No sabes quien. Sólo sabes de ti. Antes te habría importado. Pero ahora sólo puedes escuchar los latidos de tu propio vientre y el terror de que esas manos dejen de tocarte. Por eso acepta labios salados. A cambio de la mano. Tal vez para que no se acabe la mano. Por eso aceptas ir. Donde sea. Avanzas. Juntas. Un… Dos. Puerta. El otro empuja con la mano libre. Pero no suelta.
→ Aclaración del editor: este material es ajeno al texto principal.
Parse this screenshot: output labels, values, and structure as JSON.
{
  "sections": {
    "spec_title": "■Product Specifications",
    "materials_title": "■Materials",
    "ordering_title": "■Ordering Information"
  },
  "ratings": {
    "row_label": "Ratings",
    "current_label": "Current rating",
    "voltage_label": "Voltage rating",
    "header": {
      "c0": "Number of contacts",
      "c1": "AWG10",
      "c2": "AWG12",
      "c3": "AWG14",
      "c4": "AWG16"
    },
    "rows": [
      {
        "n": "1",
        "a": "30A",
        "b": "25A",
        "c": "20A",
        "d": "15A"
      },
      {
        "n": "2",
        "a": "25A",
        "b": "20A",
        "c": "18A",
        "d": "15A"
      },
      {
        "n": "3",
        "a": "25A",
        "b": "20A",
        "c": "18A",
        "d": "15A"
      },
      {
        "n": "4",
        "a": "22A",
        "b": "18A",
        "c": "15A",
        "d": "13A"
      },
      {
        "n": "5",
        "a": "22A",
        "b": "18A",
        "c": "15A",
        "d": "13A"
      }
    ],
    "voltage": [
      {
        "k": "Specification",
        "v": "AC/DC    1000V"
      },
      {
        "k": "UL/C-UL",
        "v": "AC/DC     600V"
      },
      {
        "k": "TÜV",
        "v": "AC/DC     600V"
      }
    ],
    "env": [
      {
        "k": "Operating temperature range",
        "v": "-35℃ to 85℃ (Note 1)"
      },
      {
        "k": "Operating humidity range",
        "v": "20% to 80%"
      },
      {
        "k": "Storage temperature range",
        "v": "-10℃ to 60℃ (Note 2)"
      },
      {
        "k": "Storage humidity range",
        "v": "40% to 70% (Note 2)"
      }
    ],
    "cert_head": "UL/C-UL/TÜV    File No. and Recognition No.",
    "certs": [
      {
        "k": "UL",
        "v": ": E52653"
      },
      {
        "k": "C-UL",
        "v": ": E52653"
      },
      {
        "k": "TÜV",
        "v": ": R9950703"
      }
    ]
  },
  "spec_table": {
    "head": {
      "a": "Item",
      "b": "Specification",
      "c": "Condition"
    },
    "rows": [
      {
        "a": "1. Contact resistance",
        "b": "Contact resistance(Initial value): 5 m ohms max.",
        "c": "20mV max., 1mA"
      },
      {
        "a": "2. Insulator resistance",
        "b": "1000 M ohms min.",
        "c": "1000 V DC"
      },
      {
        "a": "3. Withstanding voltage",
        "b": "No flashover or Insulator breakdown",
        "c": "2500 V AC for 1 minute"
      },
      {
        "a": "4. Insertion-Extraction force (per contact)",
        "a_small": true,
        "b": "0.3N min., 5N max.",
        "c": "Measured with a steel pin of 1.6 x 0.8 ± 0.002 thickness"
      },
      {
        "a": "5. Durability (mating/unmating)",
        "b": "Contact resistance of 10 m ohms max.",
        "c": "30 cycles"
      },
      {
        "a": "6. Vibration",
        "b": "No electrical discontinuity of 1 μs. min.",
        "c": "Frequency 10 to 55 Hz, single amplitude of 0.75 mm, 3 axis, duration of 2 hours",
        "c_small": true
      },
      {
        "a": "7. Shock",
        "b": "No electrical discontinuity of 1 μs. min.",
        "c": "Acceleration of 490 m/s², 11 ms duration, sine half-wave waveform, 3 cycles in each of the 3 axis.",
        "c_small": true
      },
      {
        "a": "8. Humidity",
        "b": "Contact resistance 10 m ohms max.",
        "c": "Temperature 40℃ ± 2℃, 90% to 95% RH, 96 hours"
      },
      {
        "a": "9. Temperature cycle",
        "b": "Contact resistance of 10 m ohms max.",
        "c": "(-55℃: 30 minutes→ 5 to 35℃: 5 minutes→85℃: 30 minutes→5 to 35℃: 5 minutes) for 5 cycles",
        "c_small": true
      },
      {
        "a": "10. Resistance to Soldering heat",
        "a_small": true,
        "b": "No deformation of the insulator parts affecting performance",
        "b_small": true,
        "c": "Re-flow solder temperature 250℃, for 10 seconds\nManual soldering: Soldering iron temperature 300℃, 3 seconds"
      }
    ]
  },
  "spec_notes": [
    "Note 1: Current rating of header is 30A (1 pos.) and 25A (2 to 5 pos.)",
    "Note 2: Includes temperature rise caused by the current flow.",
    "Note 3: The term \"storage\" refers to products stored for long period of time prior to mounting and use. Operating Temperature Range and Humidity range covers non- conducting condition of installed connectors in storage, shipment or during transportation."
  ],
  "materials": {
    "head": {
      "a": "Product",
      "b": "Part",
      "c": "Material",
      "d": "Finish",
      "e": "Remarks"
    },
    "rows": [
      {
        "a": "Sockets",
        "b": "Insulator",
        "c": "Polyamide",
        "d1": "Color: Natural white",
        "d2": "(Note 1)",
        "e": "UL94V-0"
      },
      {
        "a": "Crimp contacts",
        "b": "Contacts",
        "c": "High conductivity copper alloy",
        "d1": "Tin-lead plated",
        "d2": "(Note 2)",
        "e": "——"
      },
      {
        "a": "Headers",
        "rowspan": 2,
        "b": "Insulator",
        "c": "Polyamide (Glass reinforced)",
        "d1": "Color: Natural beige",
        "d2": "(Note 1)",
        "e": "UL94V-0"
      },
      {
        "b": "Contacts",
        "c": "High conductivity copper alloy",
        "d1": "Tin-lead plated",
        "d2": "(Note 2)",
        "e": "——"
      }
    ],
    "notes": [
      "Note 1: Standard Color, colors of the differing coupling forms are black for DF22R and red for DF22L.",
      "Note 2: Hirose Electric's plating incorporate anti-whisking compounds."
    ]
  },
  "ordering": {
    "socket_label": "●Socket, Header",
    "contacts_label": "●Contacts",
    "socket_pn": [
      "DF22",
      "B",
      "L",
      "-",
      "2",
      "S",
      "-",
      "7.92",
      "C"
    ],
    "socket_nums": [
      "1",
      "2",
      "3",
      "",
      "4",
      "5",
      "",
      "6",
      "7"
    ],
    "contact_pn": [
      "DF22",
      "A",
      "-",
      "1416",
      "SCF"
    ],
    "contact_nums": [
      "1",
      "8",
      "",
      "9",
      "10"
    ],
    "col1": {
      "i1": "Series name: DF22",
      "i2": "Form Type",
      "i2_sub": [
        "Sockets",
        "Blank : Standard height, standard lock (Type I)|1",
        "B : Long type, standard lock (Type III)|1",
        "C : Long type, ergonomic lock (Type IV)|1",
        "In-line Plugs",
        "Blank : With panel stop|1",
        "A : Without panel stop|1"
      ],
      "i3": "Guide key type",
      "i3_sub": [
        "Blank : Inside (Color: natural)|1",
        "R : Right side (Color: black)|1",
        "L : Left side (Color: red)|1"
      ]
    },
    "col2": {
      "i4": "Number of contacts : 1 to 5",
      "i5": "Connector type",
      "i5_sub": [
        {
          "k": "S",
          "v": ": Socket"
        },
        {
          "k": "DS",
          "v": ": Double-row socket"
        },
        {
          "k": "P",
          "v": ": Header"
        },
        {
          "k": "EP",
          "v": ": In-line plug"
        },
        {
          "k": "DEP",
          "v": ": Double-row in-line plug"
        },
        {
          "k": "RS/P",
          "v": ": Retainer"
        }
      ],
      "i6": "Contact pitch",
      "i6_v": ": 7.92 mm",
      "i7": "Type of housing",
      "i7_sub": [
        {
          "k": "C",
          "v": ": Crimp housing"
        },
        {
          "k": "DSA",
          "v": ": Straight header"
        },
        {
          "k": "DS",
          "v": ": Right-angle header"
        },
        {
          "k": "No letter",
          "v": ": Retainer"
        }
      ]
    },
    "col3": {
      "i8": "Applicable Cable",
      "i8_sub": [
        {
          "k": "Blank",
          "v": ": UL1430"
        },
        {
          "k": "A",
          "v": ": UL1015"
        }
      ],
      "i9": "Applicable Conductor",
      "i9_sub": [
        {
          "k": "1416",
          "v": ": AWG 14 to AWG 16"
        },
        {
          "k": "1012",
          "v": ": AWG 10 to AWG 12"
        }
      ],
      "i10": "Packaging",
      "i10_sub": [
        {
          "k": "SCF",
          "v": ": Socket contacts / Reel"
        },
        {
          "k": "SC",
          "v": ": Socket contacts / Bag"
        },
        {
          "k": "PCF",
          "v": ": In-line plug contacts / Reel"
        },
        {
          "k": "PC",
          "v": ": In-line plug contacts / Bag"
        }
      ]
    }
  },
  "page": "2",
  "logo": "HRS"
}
No hay espera. Sólo puerta. También gente. Liquida. Gente como líquido. No te importa. Otra puerta. Suerte. Mucha suerte. Un espacio vacío. Una tasa blanca. Un espejo. Justo uno. Vacío. Dedos. No. No. No. Mientras no dejes de tocar. No los dices. Pero lo piensas. El otro entiende. Sonido. Grrrrr. Miedo. Mucho miedo. La tela se abre. Estás mojada. Se abre y se baja. Si. Muy bien. Mejor. Mucho mejor. Esta otra tela. Los dedos vuelven ahora, leves sobre la tela, suave, blanca, empapada. ¿Cómo? Dices, porque no escuchas. Tu pelo detrás de la oreja repite: ¿Cómo? Tu dices algo pero no lo dices. Miras hacia la puerta. Espejo a medias. Sus manos que buscan. Pelos. Dedos. Escuchas. De pronto están tus sentidos, por un espacio de tiempo impredecible han vuelto. Es el miedo, sabes. No puedes recordar. No quieres recordar quien eras. Por qué estás ahora en este lugar. Te apuras. Ya no hay tela. Ninguna tela. Lo piensas y está bien. No lo piensas, y está bien. Tu cabeza late de recuerdos, pero todo lo demás también late. Hay algo. Sabes que no importa, ¿qué podría importar? Muerdes una hebra de tu pelo cuando sientes entre las piernas algo que late húmedo y se abre espacio. Una sola vez, piensas. Puedo una sola vez. Pruebas tu garganta. Por fin sí. Por fin nada es absoluto. No sabes si reír cuando escuchas que alguien … que también eres tú, en otro tiempo, aparece por un solo segundo para pronunciar con voz ronca… una sola frase: “La puerta. Cierra la puerta”.